The experience came across more like a multi-media performance than a concert. The imposing screen dwarfed the singers and any attempt at acting the parts of the correspondents they may have made. Photographs by Stieglitz and other photographers and paintings by O’Keefe were often cropped and zoomed (the “Ken Burns effect”), giving them a scale and proportion entirely unlike the originals. They—along with the whole exercise—became monumental—a quality totally alien to either O’Keefe or Stieglitz, whose aesthetics and lives were rooted in intimacy. Stieglitz’s galleries (Note the names of two of them: The Little Galleries, The Intimate Gallery) were small, partly from financial necessity, but also from the aesthetics of his own medium, the photographic print, which in the early 20th century rarely exceeded the size of an object one could hold in one’s hands—and most photographers liked it that way. Stieglitz’s influence on American art was immeasurable, but the kind of modernism he promoted was domestic in scale. Implicitly grand landscapes of the Southwest were prominent in Harrington’s slide show in disproportion to the artist’s fascination with small objects. She might amplify the dimensions of a flower to fill a canvas a yard wide or larger, but she painted skulls and other objects life size, and her landscapes were reduced to domestic proportions. These oxymora of scale form an essential part of her art.

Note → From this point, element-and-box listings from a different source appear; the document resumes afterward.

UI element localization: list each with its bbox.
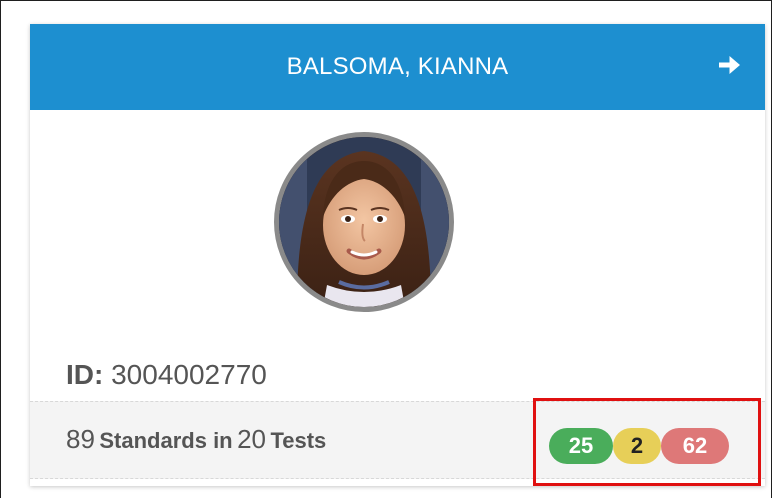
arrow-right-icon[interactable] (715, 51, 743, 79)
avatar (274, 132, 454, 312)
standards-summary: 89 Standards in 20 Tests (66, 424, 326, 455)
standards-count: 89 (66, 424, 95, 454)
student-name[interactable]: BALSOMA, KIANNA (30, 24, 765, 110)
standards-label: Standards in (99, 428, 233, 453)
mastery-badge-yellow[interactable]: 2 (613, 428, 661, 464)
student-id-row: ID: 3004002770 (66, 359, 267, 391)
tests-count: 20 (237, 424, 266, 454)
mastery-badge-red[interactable]: 62 (661, 428, 729, 464)
tests-label: Tests (270, 428, 327, 453)
student-photo (279, 137, 449, 307)
mastery-badge-green[interactable]: 25 (549, 428, 613, 464)
id-value: 3004002770 (111, 359, 267, 390)
id-label: ID: (66, 359, 104, 390)
card-header: BALSOMA, KIANNA (30, 24, 765, 110)
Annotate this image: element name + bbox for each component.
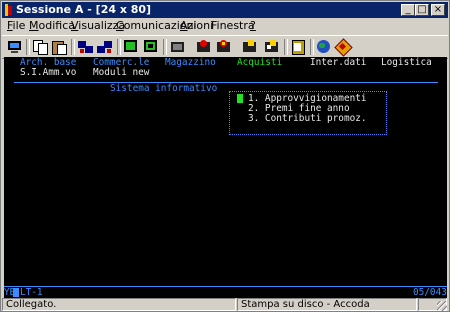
oia-left-suffix: LT-1 [20,287,43,298]
menu-file[interactable]: File [7,19,25,33]
menu-acquisti[interactable]: Acquisti [237,57,282,69]
stop-macro-icon[interactable] [216,39,232,54]
section-title: Sistema informativo [110,83,218,94]
oia-cursor [13,288,19,297]
oia-line [4,286,447,298]
menu-help[interactable]: ? [250,19,256,33]
app-icon [5,4,12,16]
terminal-screen[interactable]: Arch. base Commerc.le Magazzino Acquisti… [4,57,447,298]
record-macro-icon[interactable] [196,39,212,54]
macro-icon[interactable] [170,39,186,54]
clipboard-icon[interactable] [290,39,306,55]
close-button[interactable]: × [431,4,445,16]
play-alt-icon[interactable] [264,39,280,54]
toolbar [2,35,448,59]
minimize-button[interactable]: _ [401,4,415,16]
status-bar: Collegato. Stampa su disco - Accoda [2,298,448,312]
input-cursor [237,94,243,103]
help-icon[interactable] [334,38,353,57]
status-connection: Collegato. [2,298,236,311]
print-screen-icon[interactable] [7,39,23,54]
separator-line [14,82,438,83]
maximize-button[interactable]: □ [415,4,429,16]
emulator-window: Sessione A - [24 x 80] _ □ × File Modifi… [0,0,450,312]
menu-finestra[interactable]: Finestra [211,19,255,33]
menu-siammvo[interactable]: S.I.Amm.vo [20,67,76,79]
copy-icon[interactable] [32,39,48,55]
menu-logistica[interactable]: Logistica [381,57,432,69]
display-icon[interactable] [123,39,139,54]
cursor-position: 05/043 [413,287,447,298]
menu-moduli-new[interactable]: Moduli new [93,67,149,79]
resize-grip[interactable] [437,301,447,311]
window-title: Sessione A - [24 x 80] [16,3,152,16]
title-bar[interactable]: Sessione A - [24 x 80] _ □ × [2,2,448,18]
menu-modifica[interactable]: Modifica [29,19,75,33]
paste-icon[interactable] [51,39,67,55]
send-file-icon[interactable] [78,39,94,54]
menu-inter-dati[interactable]: Inter.dati [310,57,366,69]
play-macro-icon[interactable] [242,39,258,54]
receive-file-icon[interactable] [97,39,113,54]
display-alt-icon[interactable] [143,39,159,54]
menu-azioni[interactable]: Azioni [180,19,213,33]
menu-magazzino[interactable]: Magazzino [165,57,216,69]
globe-icon[interactable] [316,39,332,54]
option-contributi-promoz[interactable]: 3. Contributi promoz. [248,113,367,125]
status-print: Stampa su disco - Accoda [237,298,417,311]
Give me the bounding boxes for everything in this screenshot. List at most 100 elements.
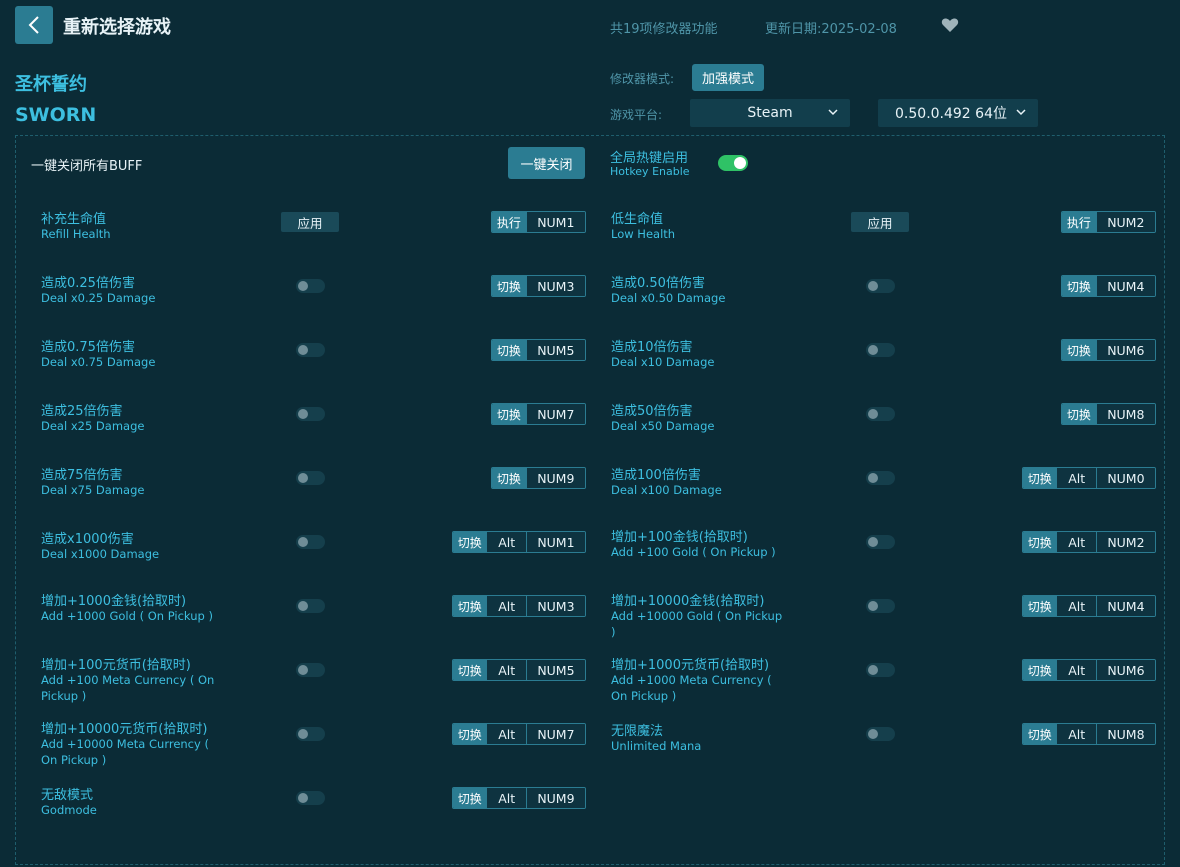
game-name-en: SWORN — [15, 104, 97, 126]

The music was eminently accessible—a case of “Minimalism meets Late Romanticism,” with Puts’ favorite pitched percussion (mostly a vibraphone) a constant presence. I enjoyed listening to it, although it, too, was dominated by the slide show, which must have been devised to follow the complete score, but at some moments I found myself assuming that the music was following the slide sequence. My frequent realization that the chronological sequence of the quotations from the Stieglitz-O’Keefe correspondence often jarred with the slides, which jumped around in time. The texts—lines from the Stieglitz-O’Keefe correspondence which Mr. Puts compiled into a libretto—adumbrated their relationship in an extremely intimate way. So intimate, without being physically explicit, that the letters might well have been burned by one of the correspondents. Although Ms. Fleming was making considerable use of amplification and Mr. Gilfry perhaps occasionally, the words failed to cut through the heavy orchestration more often than not. The words should have been front and center.

The ultimate message was a hagiographical exaltation of O’Keefe. Her memory is recent enough that we remember her as a private person who created art that was intimate in scale and communication, in spite of the extensive publicity she enjoyed through the photographs of Stieglitz and others. (Contrast Mark Rothko, who made intimate art on a large physical scale.) We know so much about these two people of the late 19th (at least Stieglitz) and early 20th centuries, that any one good book about them (and there are many, good and bad) can bring them home to us as ordinary people, living with the same shortcomings, weaknesses, and frustrations any conscious person faces. As human beings, neither of them could by any means be considered larger than life, however powerful their creative powers and however important their achievements. I think a chamber reduction performed without visuals in a space sufficiently intimate to allow the singers to act more effectively, creating a more direct relationship with the audience, would serve O’Keefe and Stieglitz more appropriately.

The BSO, conducted by Nelsons, gave a sweeping, vivid representation of the handsome score.

  1. The best introduction to the much-discussed topic of Tchaikovsky’s sexuality and his sudden death is Richard Taruskin’s omnibus review in the New Republic, Vol. 212, Iss. 6,  (Feb 6, 1995): pp. 26ff.